Akinyelu Andronicus A, Blignaut Pieter
Department of Computer Science and Informatics, Faculty of Natural and Agricultural Sciences, University of the Free State, Bloemfontein, South Africa.
Front Artif Intell. 2022 Jan 26;4:796825. doi: 10.3389/frai.2021.796825. eCollection 2021.
Eye tracking is becoming a very popular, useful, and important technology. Many eye tracking technologies are currently expensive and only available to large corporations. Some of them necessitate explicit personal calibration, which makes them unsuitable for use in real-world or uncontrolled environments. Explicit personal calibration can also be cumbersome and degrades the user experience. To address these issues, this study proposes a Convolutional Neural Network (CNN) based calibration-free technique for improved gaze estimation in unconstrained environments. The proposed technique consists of two components, namely a face component and a 39-point facial landmark component. The face component is used to extract the gaze estimation features from the eyes, while the 39-point facial landmark component is used to encode the shape and location of the eyes (within the face) into the network. Adding this information can make the network learn free-head and eye movements. Another CNN model was designed in this study primarily for the sake of comparison. The CNN model accepts only the face images as input. Different experiments were performed, and the experimental result reveals that the proposed technique outperforms the second model. Fine-tuning was also performed using the VGG16 pre-trained model. Experimental results show that the fine-tuned results of the proposed technique perform better than the fine-tuned results of the second model. Overall, the results show that 39-point facial landmarks can be used to improve the performance of CNN-based gaze estimation models.

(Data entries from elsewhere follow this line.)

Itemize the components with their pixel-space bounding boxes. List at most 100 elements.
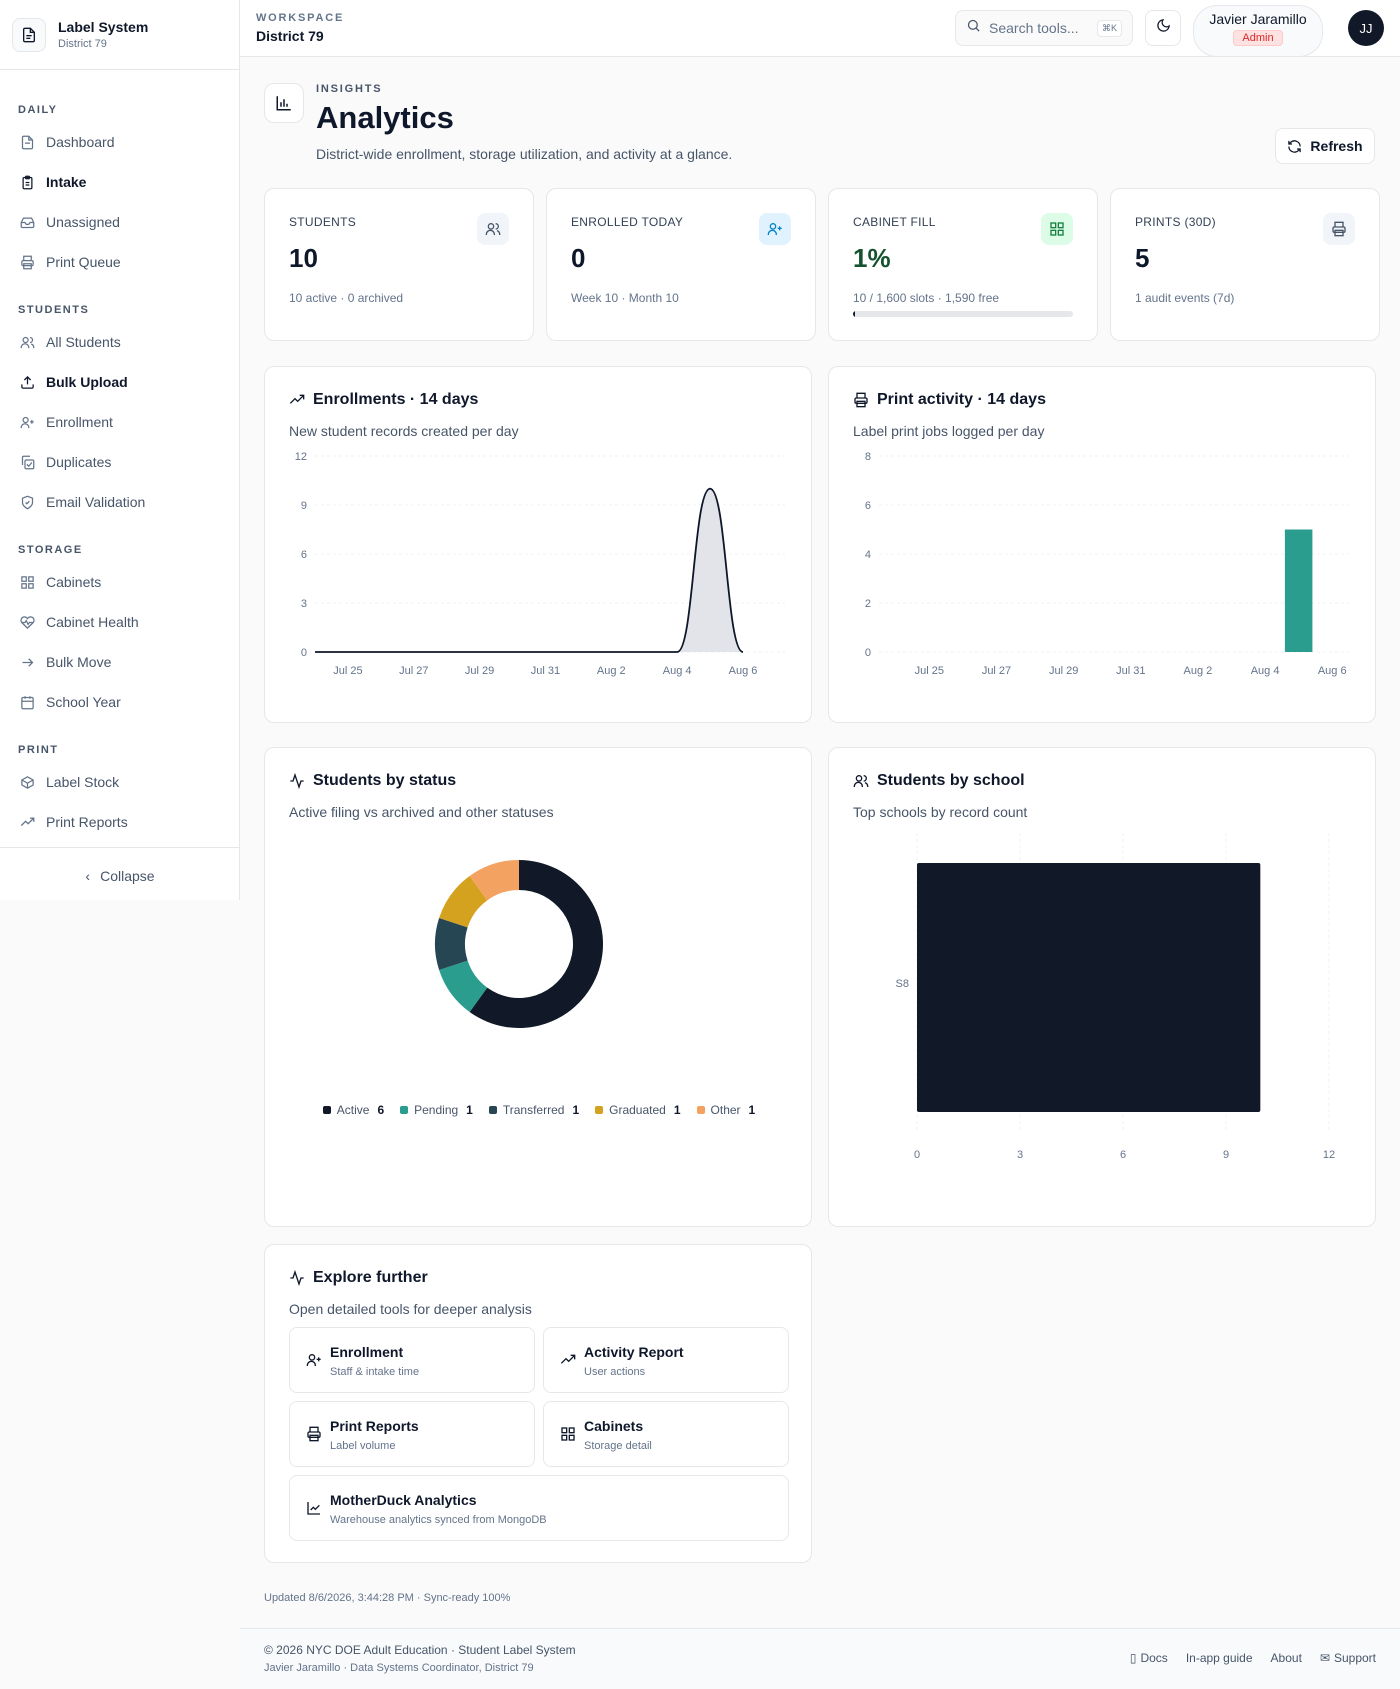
sidebar-item-label: Unassigned [46, 214, 120, 230]
explore-tile-cabinets[interactable]: Cabinets Storage detail [543, 1401, 789, 1467]
clipboard-icon [18, 173, 36, 191]
footer-copyright: © 2026 NYC DOE Adult Education · Student… [264, 1643, 576, 1657]
footer-link-label: About [1270, 1651, 1302, 1665]
status-donut-chart [435, 860, 603, 1028]
x-tick-label: 3 [1017, 1149, 1023, 1161]
footer-link-support[interactable]: ✉ Support [1320, 1651, 1376, 1665]
avatar[interactable]: JJ [1348, 10, 1384, 46]
explore-tile-activity-report[interactable]: Activity Report User actions [543, 1327, 789, 1393]
x-tick-label: Aug 2 [1184, 665, 1213, 677]
x-tick-label: Jul 27 [399, 665, 428, 677]
sidebar-item-print-reports[interactable]: Print Reports [0, 802, 239, 842]
explore-tile-print-reports[interactable]: Print Reports Label volume [289, 1401, 535, 1467]
x-tick-label: Aug 6 [729, 665, 758, 677]
top-header: WORKSPACE District 79 Search tools... ⌘K… [240, 0, 1400, 57]
sidebar-item-label: Label Stock [46, 774, 120, 790]
x-tick-label: Jul 27 [982, 665, 1011, 677]
nav-section-print: PRINT [18, 744, 59, 756]
kpi-value: 5 [1135, 243, 1150, 273]
user-plus-icon [18, 413, 36, 431]
y-tick-label: 2 [865, 598, 871, 610]
legend-swatch [595, 1106, 604, 1114]
collapse-button[interactable]: ‹ Collapse [0, 847, 240, 903]
footer-link-about[interactable]: About [1271, 1651, 1302, 1665]
activity-icon [289, 1270, 305, 1286]
legend-item-active: Active 6 [322, 1103, 385, 1117]
sidebar-item-print-queue[interactable]: Print Queue [0, 242, 239, 282]
area-fill [315, 488, 743, 652]
user-role-badge: Admin [1233, 30, 1283, 46]
kpi-value: 1% [853, 243, 891, 273]
heart-pulse-icon [18, 613, 36, 631]
mail-icon: ✉ [1319, 1651, 1330, 1665]
brand-title: Label System [58, 19, 149, 35]
y-tick-label: 4 [865, 549, 871, 561]
printer-icon [306, 1426, 322, 1442]
sidebar-item-school-year[interactable]: School Year [0, 682, 239, 722]
legend-count: 1 [466, 1103, 473, 1117]
sidebar-item-bulk-upload[interactable]: Bulk Upload [0, 362, 239, 402]
search-input[interactable]: Search tools... ⌘K [955, 10, 1133, 46]
y-tick-label: 0 [865, 647, 871, 659]
x-tick-label: 9 [1223, 1149, 1229, 1161]
sidebar-item-unassigned[interactable]: Unassigned [0, 202, 239, 242]
card-title-text: Print activity · 14 days [877, 391, 1046, 408]
last-updated: Updated 8/6/2026, 3:44:28 PM · Sync-read… [264, 1592, 511, 1604]
brand[interactable]: Label System District 79 [0, 0, 239, 70]
sidebar-item-dashboard[interactable]: Dashboard [0, 122, 239, 162]
shield-check-icon [18, 493, 36, 511]
card-title: Print activity · 14 days [853, 391, 1046, 409]
donut-slice-pending [439, 960, 488, 1012]
grid-icon [1041, 213, 1073, 245]
legend-item-transferred: Transferred 1 [488, 1103, 579, 1117]
sidebar-item-cabinet-health[interactable]: Cabinet Health [0, 602, 239, 642]
kpi-card-prints: PRINTS (30D) 5 1 audit events (7d) [1110, 188, 1380, 341]
theme-toggle-button[interactable] [1145, 10, 1181, 46]
sidebar-item-email-validation[interactable]: Email Validation [0, 482, 239, 522]
footer-link-guide[interactable]: In-app guide [1186, 1651, 1253, 1665]
sidebar-item-duplicates[interactable]: Duplicates [0, 442, 239, 482]
trending-up-icon [289, 392, 305, 408]
legend-count: 6 [377, 1103, 385, 1117]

眼动追踪正成为一项非常流行、实用且重要的技术。目前,许多眼动追踪技术价格昂贵,只有大公司才能使用。其中一些技术需要进行明确的个人校准,这使得它们不适用于现实世界或不受控制的环境。明确的个人校准也可能很麻烦,并会降低用户体验。为了解决这些问题,本研究提出了一种基于卷积神经网络(CNN)的免校准技术,以在无约束环境中改进注视估计。所提出的技术由两个组件组成,即面部组件和39点面部地标组件。面部组件用于从眼睛中提取注视估计特征,而39点面部地标组件用于将眼睛(在面部内)的形状和位置编码到网络中。添加此信息可以使网络学习头部和眼睛的自由移动。本研究还设计了另一个CNN模型,主要用于比较。该CNN模型仅接受面部图像作为输入。进行了不同的实验,实验结果表明所提出的技术优于第二个模型。还使用预训练的VGG16模型进行了微调。实验结果表明,所提出技术的微调结果比第二个模型的微调结果表现更好。总体而言,结果表明39点面部地标可用于提高基于CNN的注视估计模型的性能。